Characterization of domestic processed cheese production in the area of Doboj East [Bosnia and Herzegovina] | Karakterizacija proizvodnje domaćeg topljenog sira na području općine Doboj Istok [Bosna i Hercegovina]
2010
Vilušić, M.M., Tehnološki fakultet, Tuzla (Bosnia and Herzegovina) | Pešić, T.A., Tehnološki fakultet, Tuzla (Bosnia and Herzegovina) | Puškarević, E.J., Tehnološki fakultet, Tuzla (Bosnia and Herzegovina)
In the area of Doboj Istok, Tuzla Canton, domestic processed cheese produced by the traditional recipe and as such, is fairly represented in local households.
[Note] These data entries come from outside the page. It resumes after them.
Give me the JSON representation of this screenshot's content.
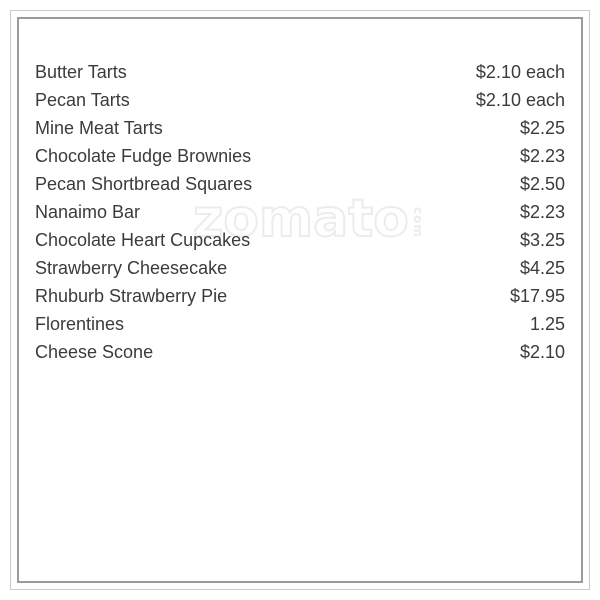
{
  "watermark": {
    "text": "zomato",
    "suffix": "com"
  },
  "menu": {
    "items": [
      {
        "name": "Butter Tarts",
        "price": "$2.10 each"
      },
      {
        "name": "Pecan Tarts",
        "price": "$2.10 each"
      },
      {
        "name": "Mine Meat Tarts",
        "price": "$2.25"
      },
      {
        "name": "Chocolate Fudge Brownies",
        "price": "$2.23"
      },
      {
        "name": "Pecan Shortbread Squares",
        "price": "$2.50"
      },
      {
        "name": "Nanaimo Bar",
        "price": "$2.23"
      },
      {
        "name": "Chocolate Heart Cupcakes",
        "price": "$3.25"
      },
      {
        "name": "Strawberry Cheesecake",
        "price": "$4.25"
      },
      {
        "name": "Rhuburb Strawberry Pie",
        "price": "$17.95"
      },
      {
        "name": "Florentines",
        "price": "1.25"
      },
      {
        "name": "Cheese Scone",
        "price": "$2.10"
      }
    ]
  },
  "colors": {
    "background": "#ffffff",
    "text": "#3b3b3b",
    "border_outer": "#cacaca",
    "border_inner": "#9b9b9b",
    "watermark": "#ececec"
  }
}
Most commonly, it is in the form of rings and up to 5 cm thick, depending on the amount of recovered fresh cheese and milk, as well as on the size of the mold. This paper describes the process of production and characteristics and sensory properties of the domestic processed cheese. Fresh cheese and fresh cow milk, and a small amount of cream, butter and baking soda were used for the production of the processed cheese. Processed cheese is smooth and glossy on surface, uniform light yellow in color, without blob and holes, but with few air bubbles in the cheese dough. The odour was pleasant, characteristic for this type of cheese with no additions of foreign odours. Taste is clearly defined, characteristic of the product, without foreign tastes and with moderate flavour. Variation of dry matter, fat, and sensory properties of processed cheese depends on the mode of production and quality of raw materials used. The three samples used in this research can be classified into a group of processed cheese for cutting, while the fourth sample can be classified into a group of spreadable cheeses. Homemade processed cheese is sensory evaluated with average scores from 18.38 to 19.71, which provide additional opportunities for the production of processed cheese standard quality.